Strategy dictates how the interface and/or zone order changes as link conditions change. You can use the following strategies:

  • Automatic (auto): interfaces are assigned a priority based on quality. See Automatic strategy.
  • Manual (manual): interfaces are manually assigned a priority. See Manual strategy.
  • Best Quality (priority): interfaces are assigned a priority based on the link-cost-factor of the interface. See Best quality strategy.
  • Lowest cost (SLA) (sla): interfaces are assigned a priority based on selected SLA settings. See Lowest cost (SLA) strategy.
  • Maximize Bandwidth (SLA) (load-balance): traffic is distributed among all available links based on the selected load balancing algorithm. See Maximize bandwidth (SLA) strategy.

Performance SLA

The best quality, lowest cost, and maximize bandwidth strategies are the most intelligent modes, and they leverage SLA health checks to provide meaningful metrics for a given link. FortiGate uses the metrics to make intelligent decisions to route traffic.

Automatic and manual strategies have pre-configured logic that do not leverage SLA health checks.

The goal of the performance SLA is to measure the quality of each SD-WAN member link.

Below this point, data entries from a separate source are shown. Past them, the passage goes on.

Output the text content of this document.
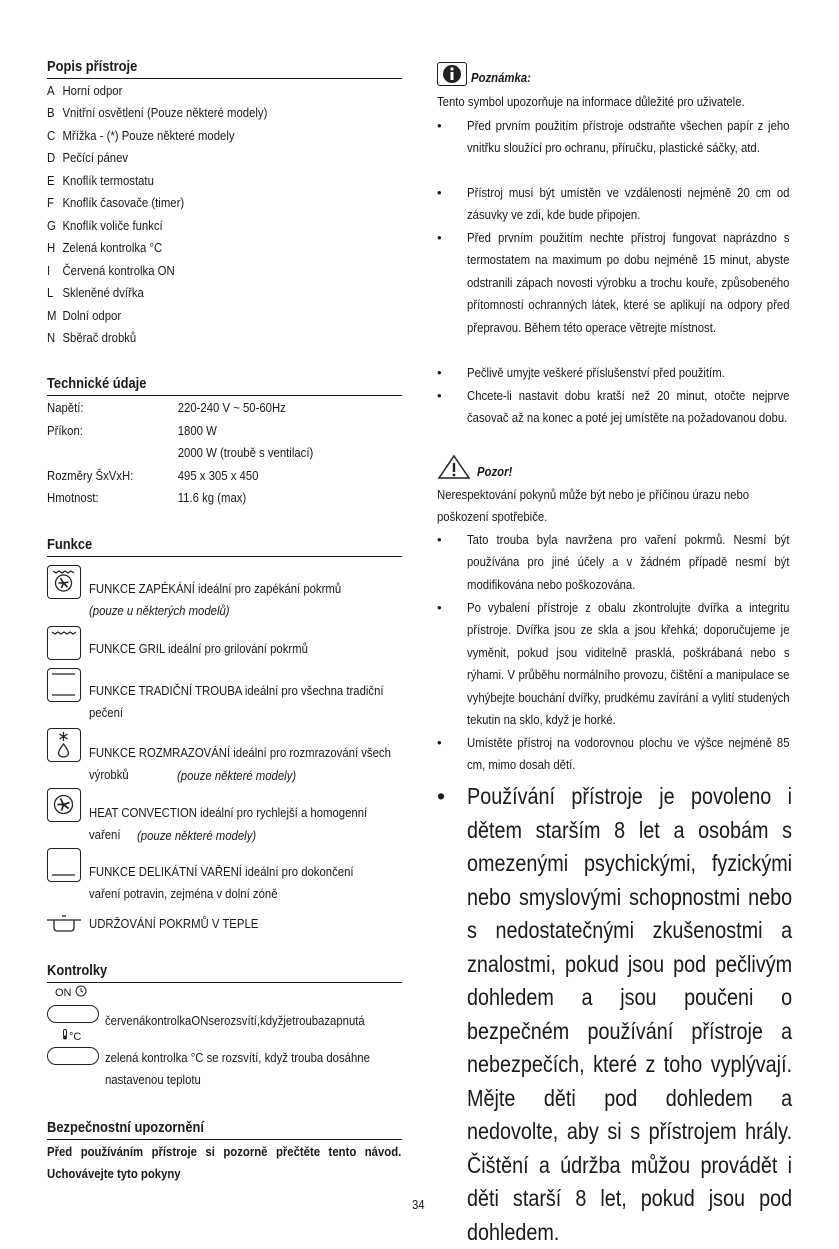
Popis přístroje
A Horní odpor
B Vnitřní osvětlení (Pouze některé modely)
C Mřížka - (*) Pouze některé modely
D Pečící pánev
E Knoflík termostatu
F Knoflík časovače (timer)
G Knoflík voliče funkcí
H Zelená kontrolka °C
I Červená kontrolka ON
L Skleněné dvířka
M Dolní odpor
N Sběrač drobků
Technické údaje
Napětí:	220-240 V ~ 50-60Hz
Příkon:	1800 W
2000 W (troubě s ventilací)
Rozměry ŠxVxH:	495 x 305 x 450
Hmotnost:	11.6 kg (max)
Funkce
FUNKCE ZAPÉKÁNÍ ideální pro zapékání pokrmů
(pouze u některých modelů)
FUNKCE GRIL ideální pro grilování pokrmů
FUNKCE TRADIČNÍ TROUBA ideální pro všechna tradiční pečení
FUNKCE ROZMRAZOVÁNÍ ideální pro rozmrazování všech výrobků	(pouze některé modely)
HEAT CONVECTION ideální pro rychlejší a homogenní vaření	(pouze některé modely)
FUNKCE DELIKÁTNÍ VAŘENÍ ideální pro dokončení vaření potravin, zejména v dolní zóně
UDRŽOVÁNÍ POKRMŮ V TEPLE
Kontrolky
ON
červenákontrolkaONserozsvítí,kdyžjetroubazapnutá
°C
zelená kontrolka °C se rozsvítí, když trouba dosáhne nastavenou teplotu
Bezpečnostní upozornění
Před používáním přístroje si pozorně přečtěte tento návod. Uchovávejte tyto pokyny
Poznámka:
Tento symbol upozorňuje na informace důležité pro uživatele.
• Před prvním použitím přístroje odstraňte všechen papír z jeho vnitřku sloužící pro ochranu, příručku, plastické sáčky, atd.
• Přístroj musí být umístěn ve vzdálenosti nejméně 20 cm od zásuvky ve zdi, kde bude připojen.
• Před prvním použitím nechte přístroj fungovat naprázdno s termostatem na maximum po dobu nejméně 15 minut, abyste odstranili zápach novosti výrobku a trochu kouře, způsobeného přítomností ochranných látek, které se aplikují na odpory před přepravou. Během této operace větrejte místnost.
• Pečlivě umyjte veškeré příslušenství před použitím.
• Chcete-li nastavit dobu kratší než 20 minut, otočte nejprve časovač až na konec a poté jej umístěte na požadovanou dobu.
Pozor!
Nerespektování pokynů může být nebo je příčinou úrazu nebo poškození spotřebiče.
• Tato trouba byla navržena pro vaření pokrmů. Nesmí být používána pro jiné účely a v žádném případě nesmí být modifikována nebo poškozována.
• Po vybalení přístroje z obalu zkontrolujte dvířka a integritu přístroje. Dvířka jsou ze skla a jsou křehká; doporučujeme je vyměnit, pokud jsou viditelně prasklá, poškrábaná nebo s rýhami. V průběhu normálního provozu, čištění a manipulace se vyhýbejte bouchání dvířky, prudkému zavírání a vylití studených tekutin na sklo, když je horké.
• Umístěte přístroj na vodorovnou plochu ve výšce nejméně 85 cm, mimo dosah dětí.
• Používání přístroje je povoleno i dětem starším 8 let a osobám s omezenými psychickými, fyzickými nebo smyslovými schopnostmi nebo s nedostatečnými zkušenostmi a znalostmi, pokud jsou pod pečlivým dohledem a jsou poučeni o bezpečném používání přístroje a nebezpečích, které z toho vyplývají. Mějte děti pod dohledem a nedovolte, aby si s přístrojem hrály. Čištění a údržba můžou provádět i děti starší 8 let, pokud jsou pod dohledem.
34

The following methods can be used to measure the quality of a link:

  • Active measurement
    • Health-check traffic is sent to a server with a variety of protocols options.
    • The following SLA metrics are measured on this probe traffic:
      • Latency
      • Jitter
      • Packet loss
  • Passive measurement
    • SLA metrics are measured on real or live traffic, reducing the amount of probe traffic that is sent and received.
    • There is the option (prefer passive) to initiate probe traffic when no live traffic is present.

Performance SLA is utilized by auto, Lowest Cost (SLA), Maximize Bandwidth (SLA), and Best Quality strategies. Lowest Cost (SLA) and Maximize Bandwidth SLA use SLA targets in a pass or fail style to evaluate whether a link is considered for traffic. Best Quality compares a specific metric of the SLA to pick the best result.

Therefore it is integral to select or create an SLA target(s) that relates to the traffic targeted by the rule. It does not make sense to evaluate a public resource, such as YouTube, when the rule matches Azure traffic.

See Performance SLA for more details.